The need for imported soybeans to produce tofu and tempeh in Indonesia can reach 3 million tons per year. Since the beginning of 2021, tofu and tempeh producers have experienced difficulties in setting the price of their products and have chosen to reduce production by 30% in order to reduce production costs in line with the continuous increase in the price of imported soybeans.

Based on data from the Chicago Board of Trade (CBOT), the world soybean price in December 2020 was USD 13.12 per bushels for supply in January 2021. However, in January 2021 the price rose 4.42% to USD 13.7 per bushels for supply in February 2021. This increase makes the price of imported soybeans at the level of tofu and tempeh craftsmen in February potentially around IDR 9500 per kilogram. The price has increased from the previous which was only around IDR 9100-9200 per kilogram. With the increase in imported soybeans, there was an adjustment in the price of tofu from the previous IDR 600 per piece to around IDR 650 per piece. Then the price of tempeh from the previous IDR 15,000 per kilogram rose to around IDR 16,000 per kilogram.

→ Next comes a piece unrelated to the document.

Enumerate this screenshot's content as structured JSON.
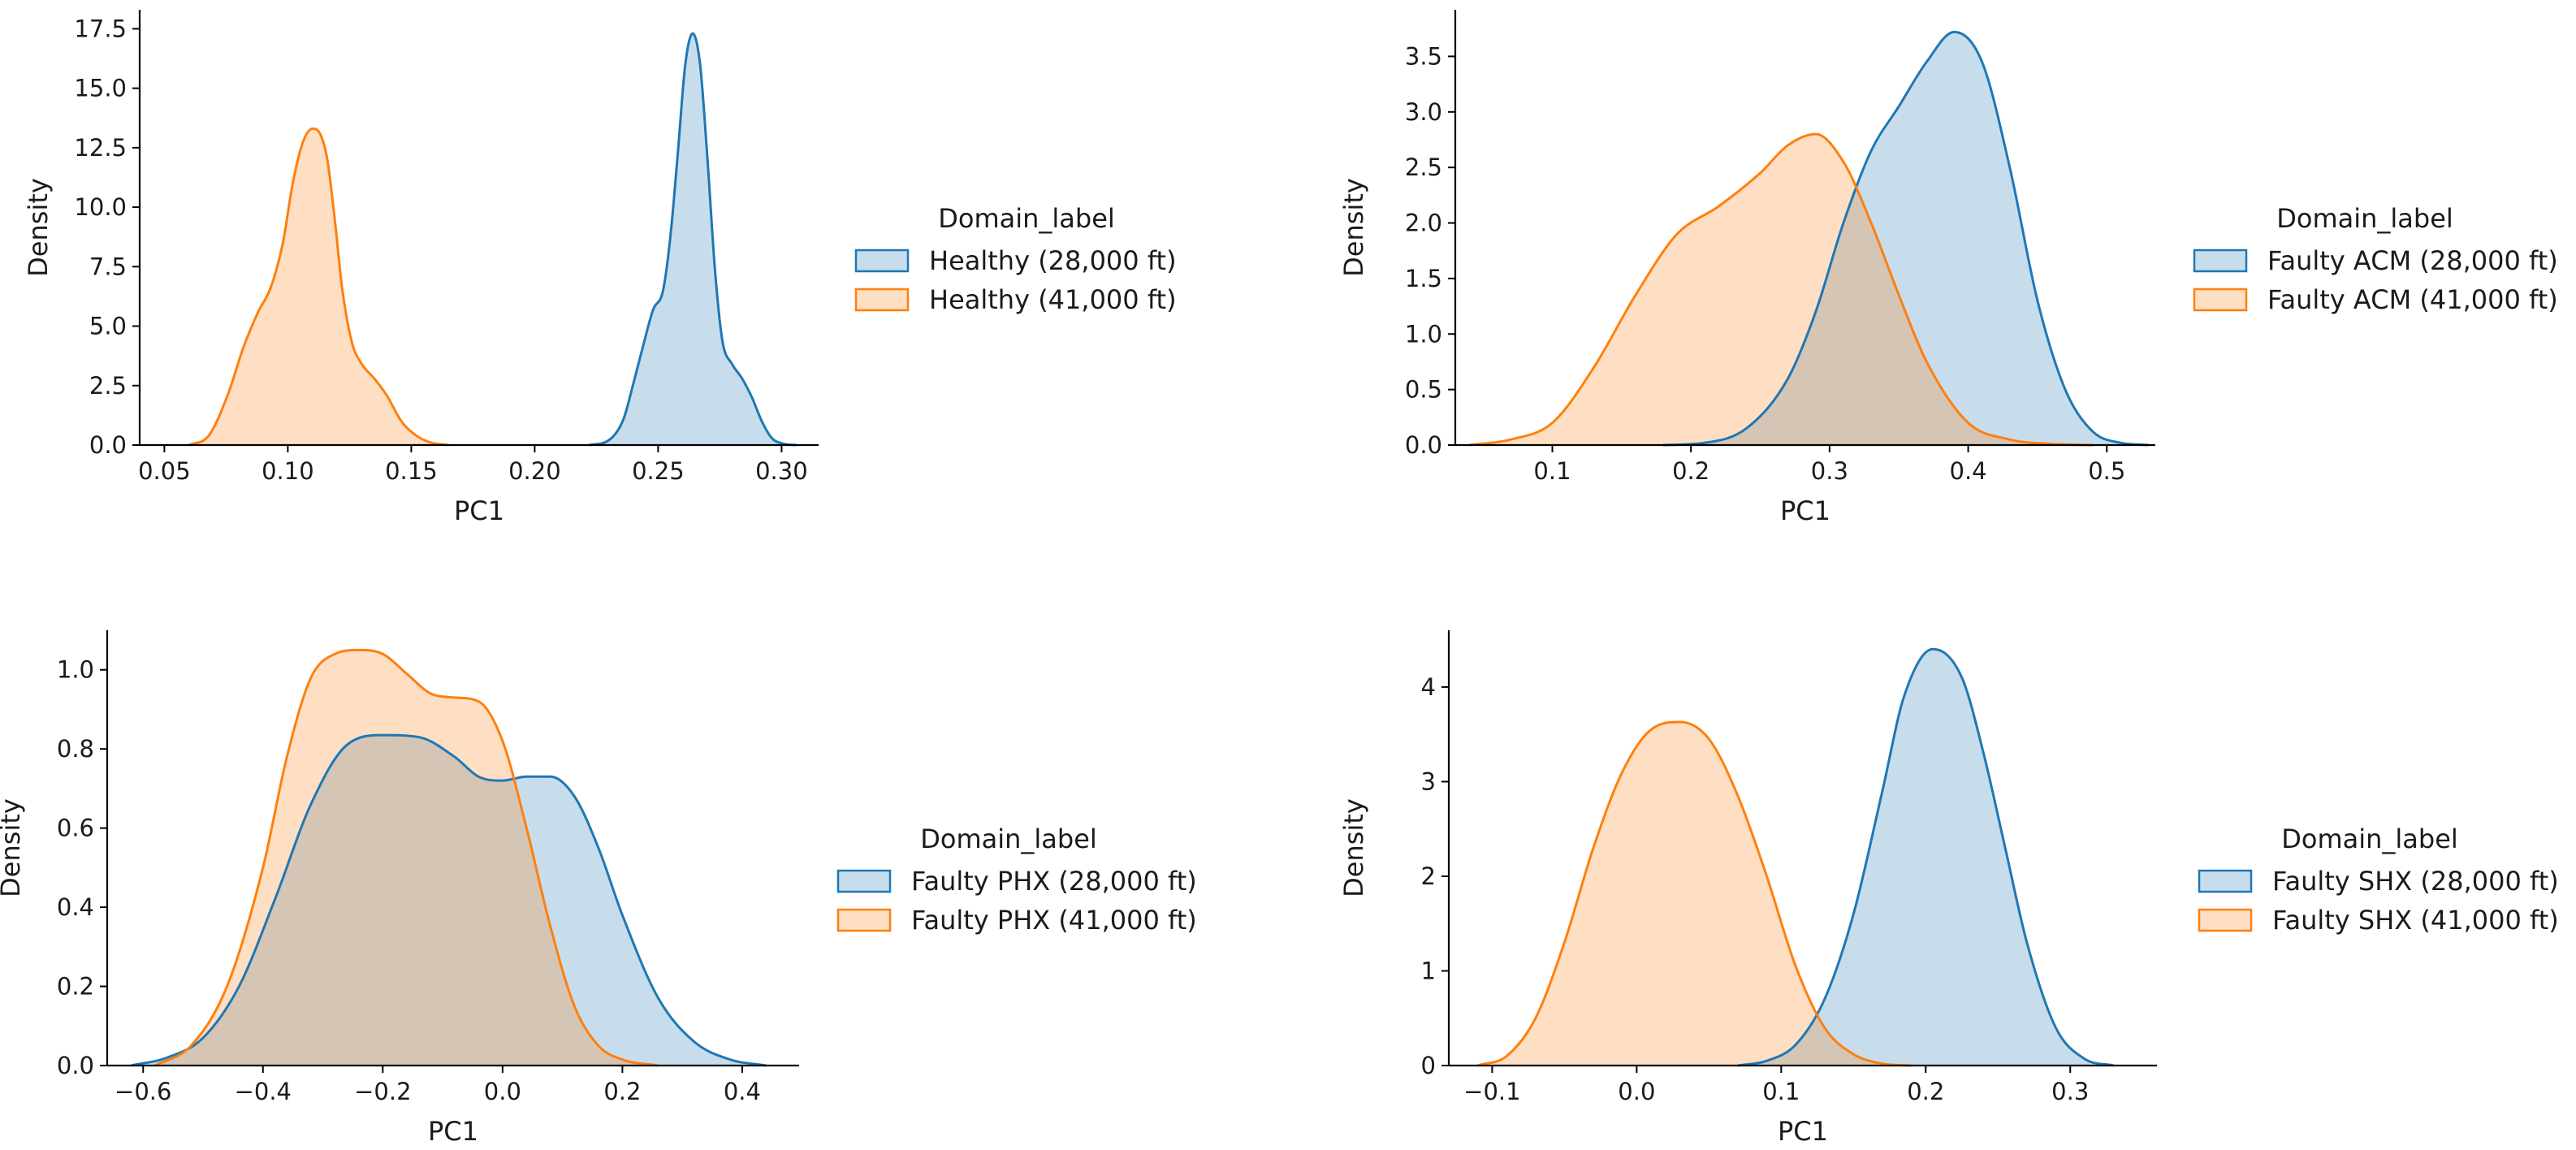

Based on this, producers are faced with the dilemma of price adjustment at the consumer level. The chairman of the Association of Indonesian Tempeh and Tofu Producers Cooperatives (Gakoptindo) said that the craftsmen in West Java have started to reduce production. This is done in order to reduce losses that could arise because the craftsmen cannot directly increase the selling price of tofu and tempeh.

The Ministry of Trade (Kemendag) stated that there was a decline in world soybean prices at the end of May 2021 but an increase again in early June 2021. The government asked soybean importers to adjust the price of imported soybeans so that they remained stable so that they could help tofu and tempeh craftsmen to continue producing. (Source: www.kompas.com and www.tempo.com).

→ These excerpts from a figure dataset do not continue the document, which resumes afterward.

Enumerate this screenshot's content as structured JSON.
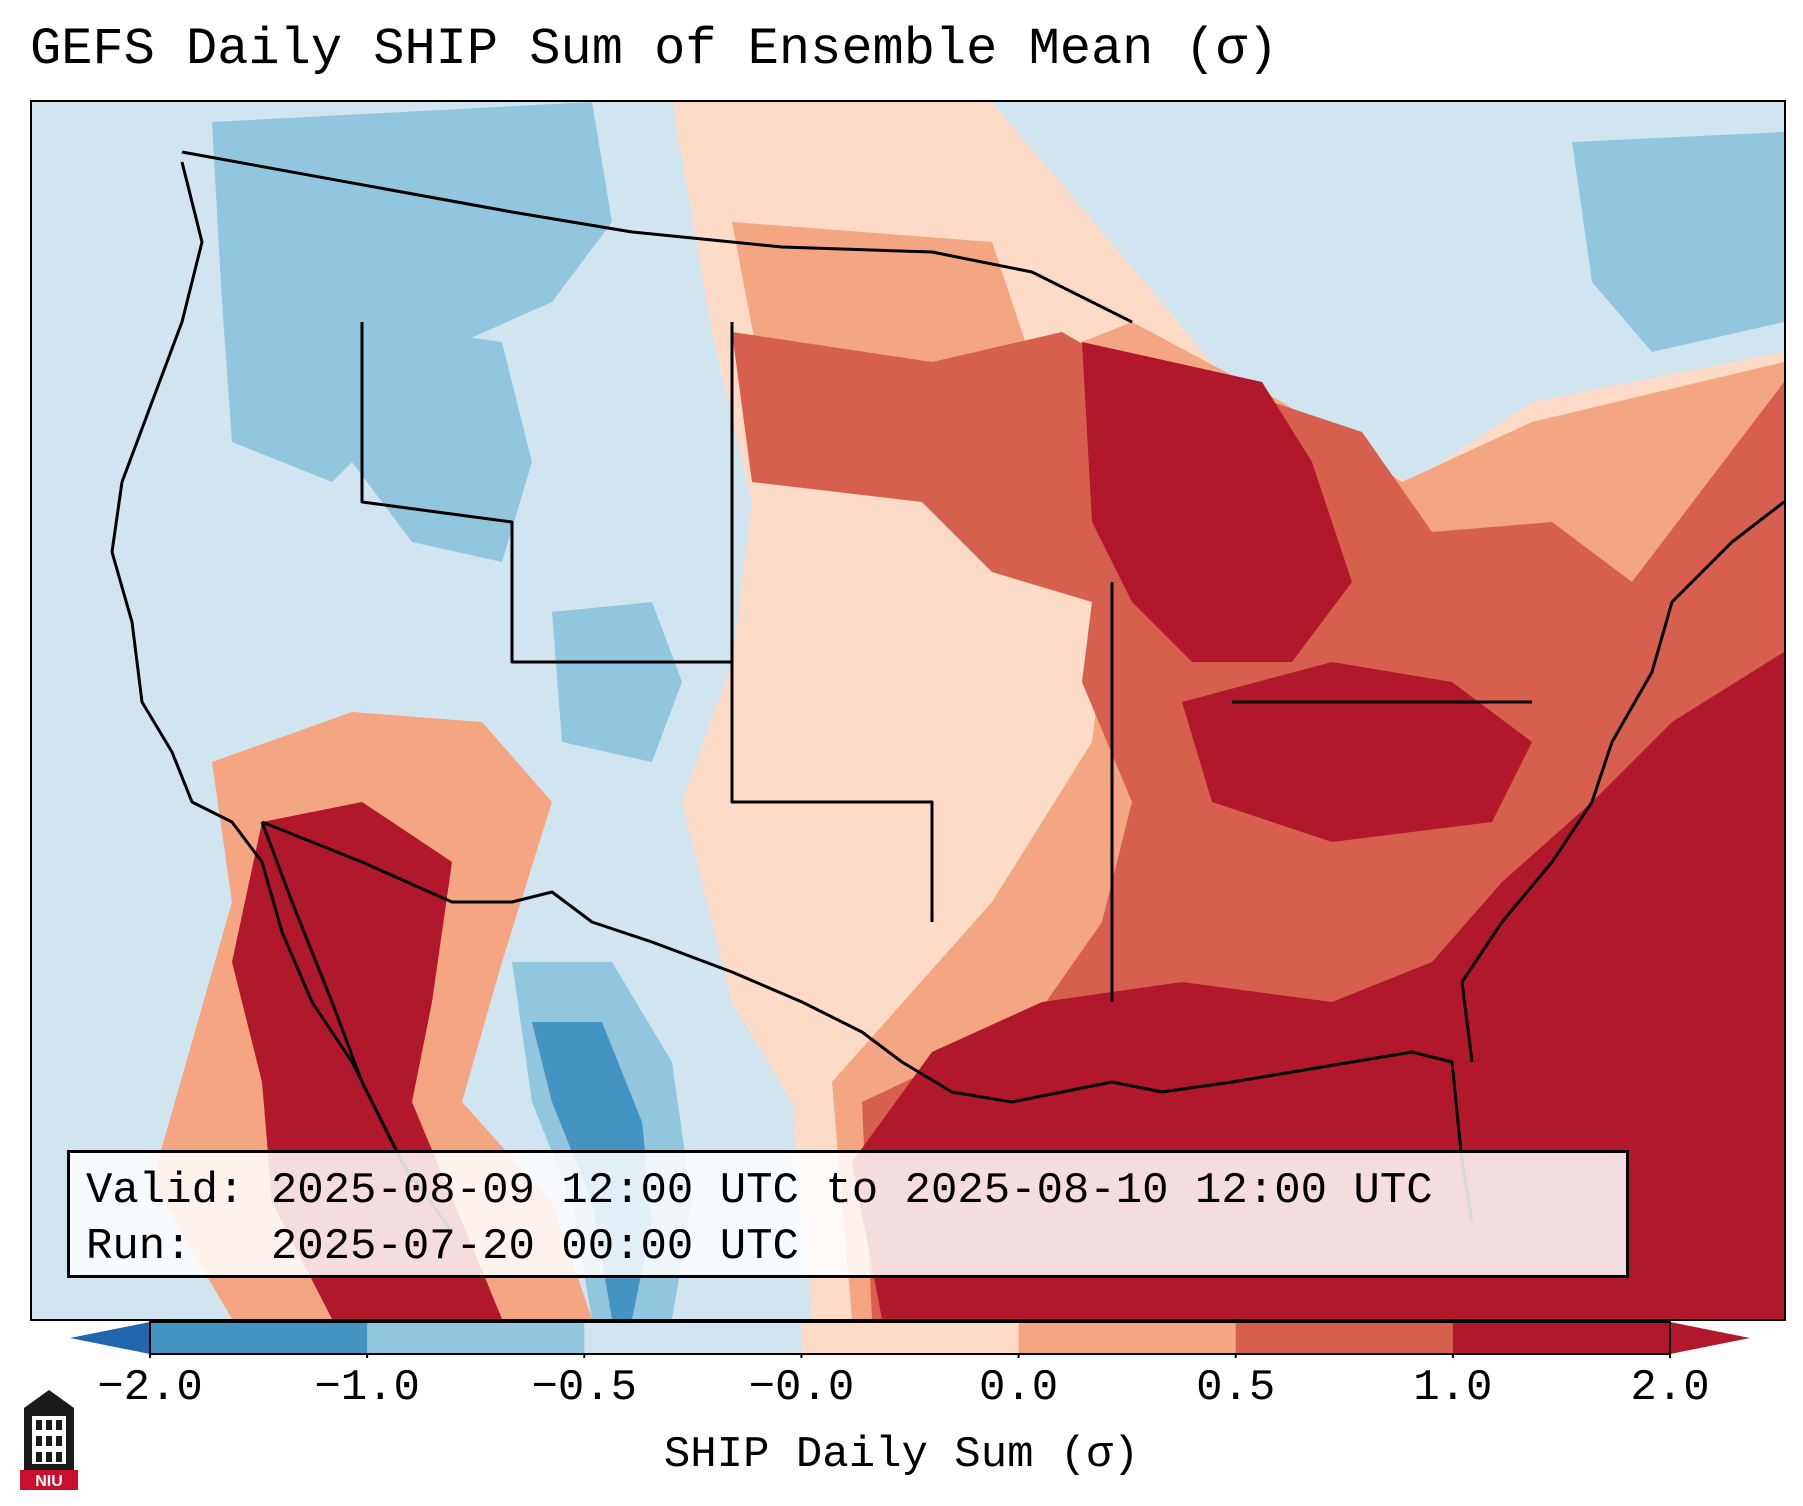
{
  "title": "GEFS Daily SHIP Sum of Ensemble Mean (σ)",
  "info": {
    "valid_label": "Valid:",
    "valid_value": "2025-08-09 12:00 UTC to 2025-08-10 12:00 UTC",
    "run_label": "Run:",
    "run_value": "2025-07-20 00:00 UTC"
  },
  "colorbar": {
    "label": "SHIP Daily Sum (σ)",
    "ticks": [
      "−2.0",
      "−1.0",
      "−0.5",
      "−0.0",
      "0.0",
      "0.5",
      "1.0",
      "2.0"
    ],
    "colors": [
      "#4393c3",
      "#92c5de",
      "#d1e5f0",
      "#f7f7f7",
      "#fddbc7",
      "#f4a582",
      "#d6604d",
      "#b2182b"
    ],
    "under_color": "#2166ac",
    "over_color": "#67001f"
  },
  "logo": {
    "icon": "university-tower-icon",
    "text": "NIU"
  }
}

Based on data from the Chicago Board of Trade (CBOT), soybean prices began to show a downward trend. In the fourth week of May 2021, soybean prices are in the range of USD 15.04 per bushels or IDR 9,220 per kilogram landed price. This figure has decreased by 5.1% from the previous week, which was USD 15.86 per bushels or IDR 9,604 per kilogram landed price. In early June 2021, soybean prices were in the range of USD 15.42 per bushels or around USD 566 per ton. With these conditions, the landed price is in the range of IDR 9,377 per kg. Meanwhile, prices at the importer level are in the range of IDR 10,206 per kg. The tofu and tempeh craftsmen even mention that the price of soybeans has reached IDR 11,000 per kg in some areas.

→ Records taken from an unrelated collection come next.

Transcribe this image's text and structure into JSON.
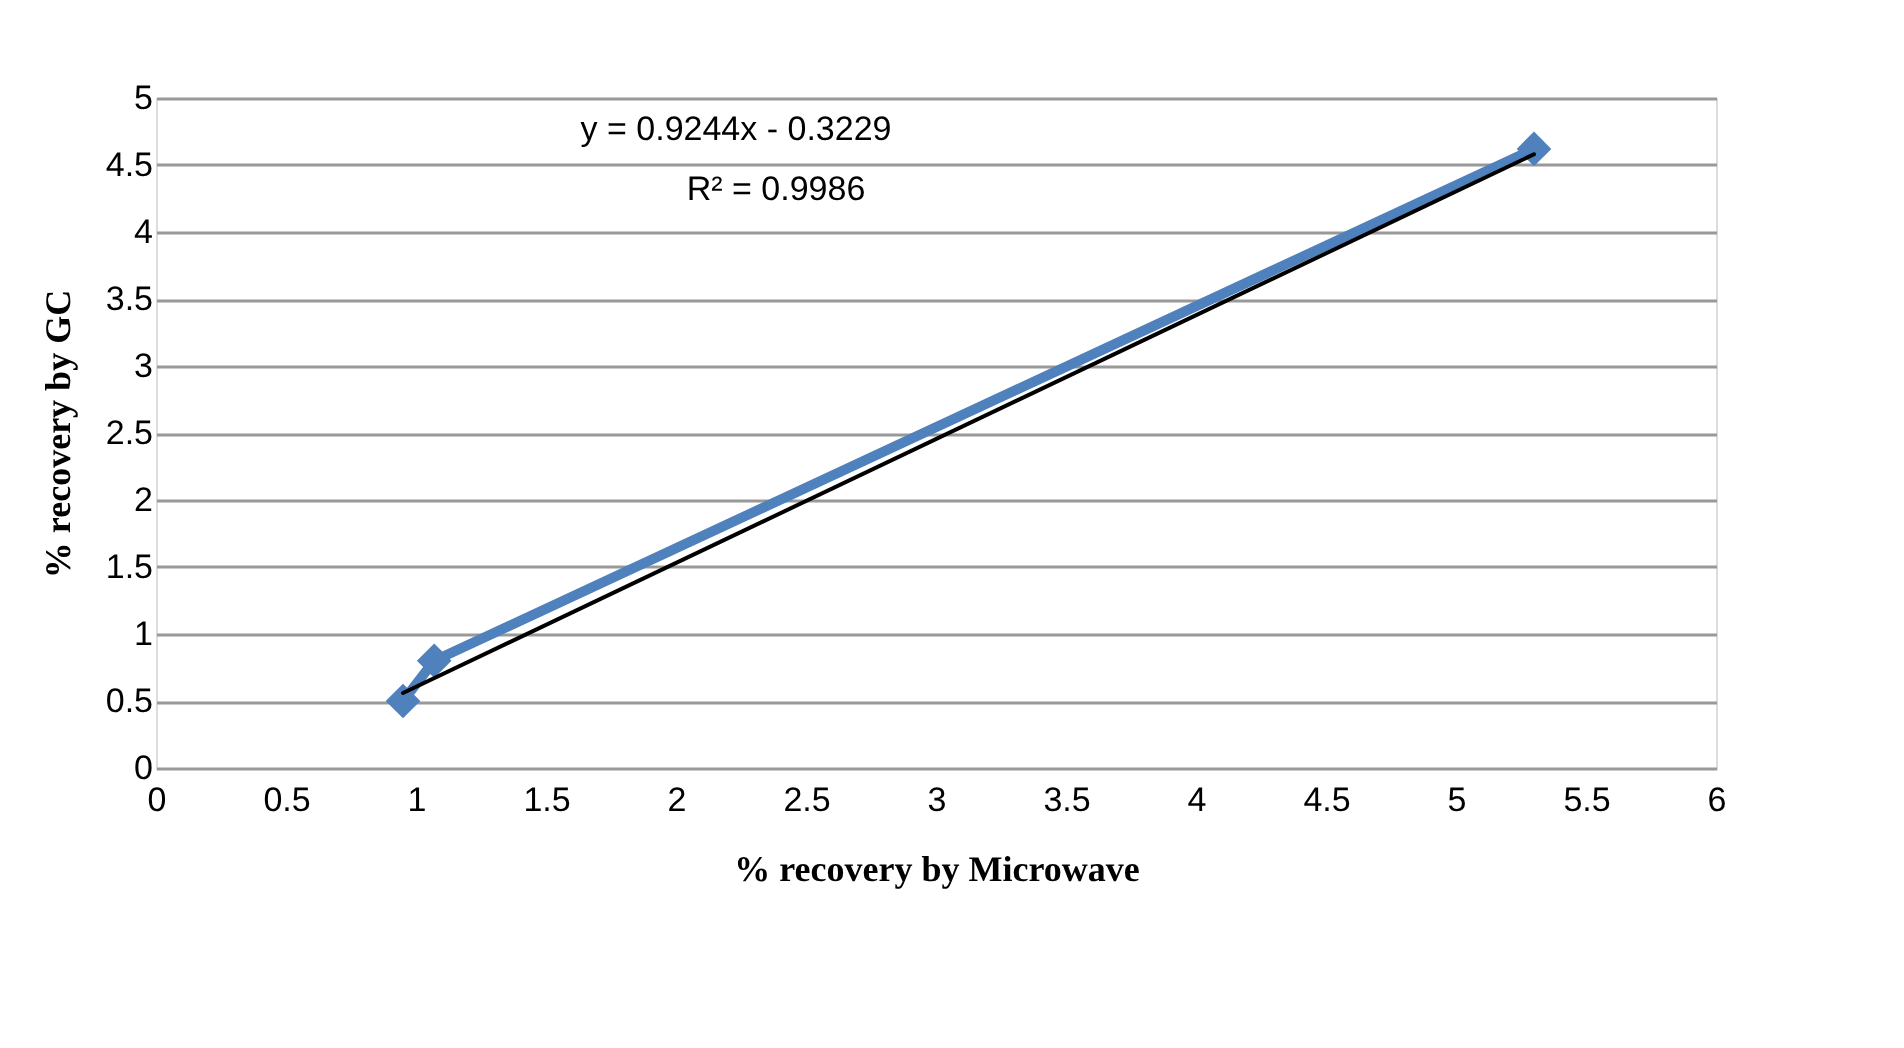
{
  "chart_data": {
    "type": "line",
    "xlabel": "% recovery by Microwave",
    "ylabel": "% recovery by GC",
    "xlim": [
      0,
      6
    ],
    "xticks": [
      0,
      0.5,
      1,
      1.5,
      2,
      2.5,
      3,
      3.5,
      4,
      4.5,
      5,
      5.5,
      6
    ],
    "ylim": [
      0,
      5
    ],
    "yticks": [
      0,
      0.5,
      1,
      1.5,
      2,
      2.5,
      3,
      3.5,
      4,
      4.5,
      5
    ],
    "grid": "y",
    "annotations": [
      "y = 0.9244x - 0.3229",
      "R² = 0.9986"
    ],
    "series": [
      {
        "color": "#4f81bd",
        "marker": "diamond",
        "x": [
          0.95,
          1.07,
          5.3
        ],
        "values": [
          0.5,
          0.8,
          4.62
        ]
      },
      {
        "type": "line",
        "color": "#000000",
        "marker": "none",
        "x": [
          0.95,
          5.3
        ],
        "values": [
          0.56,
          4.58
        ]
      }
    ]
  }
}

The Ministry of Trade hopes that the decline in world soybean prices is expected to continue as several producing countries have entered the harvest period. This is because, although prices have started to decline, world soybean prices are still quite high. This will have an impact on the temporary adjustment of the prices of tofu and tempeh by 10-15%.

In addition, there are other problems that cause the purchase price of imported soybeans to remain high even though world soybean prices have decreased. Perum Bulog (State Logistics Agency) stated that the current high price of soybeans was caused by cartel practices and bureaucracy. The root of the problem of rising soybean prices is not a shortage of supply or limited foreign production. But due to the practice of cartels from soybean importers. Prices of imported food such as soybeans, corn, garlic, and meat are actually relatively cheap. However, it becomes expensive when it reaches consumers because of its multi-layered distribution. Every time the distribution move from one party to another, there will be a fee, so the shipping costs are expensive. Then the cost is finally passed on to the consumer. (Source: www.kompas.com)

Until now, soybean imports are still very much needed due to the lack of supply before entering the main harvest. Therefore, the handling of these problems must be addressed immediately so that the tofu and tempeh industry can develop in accordance with the expectations of the government and its producers.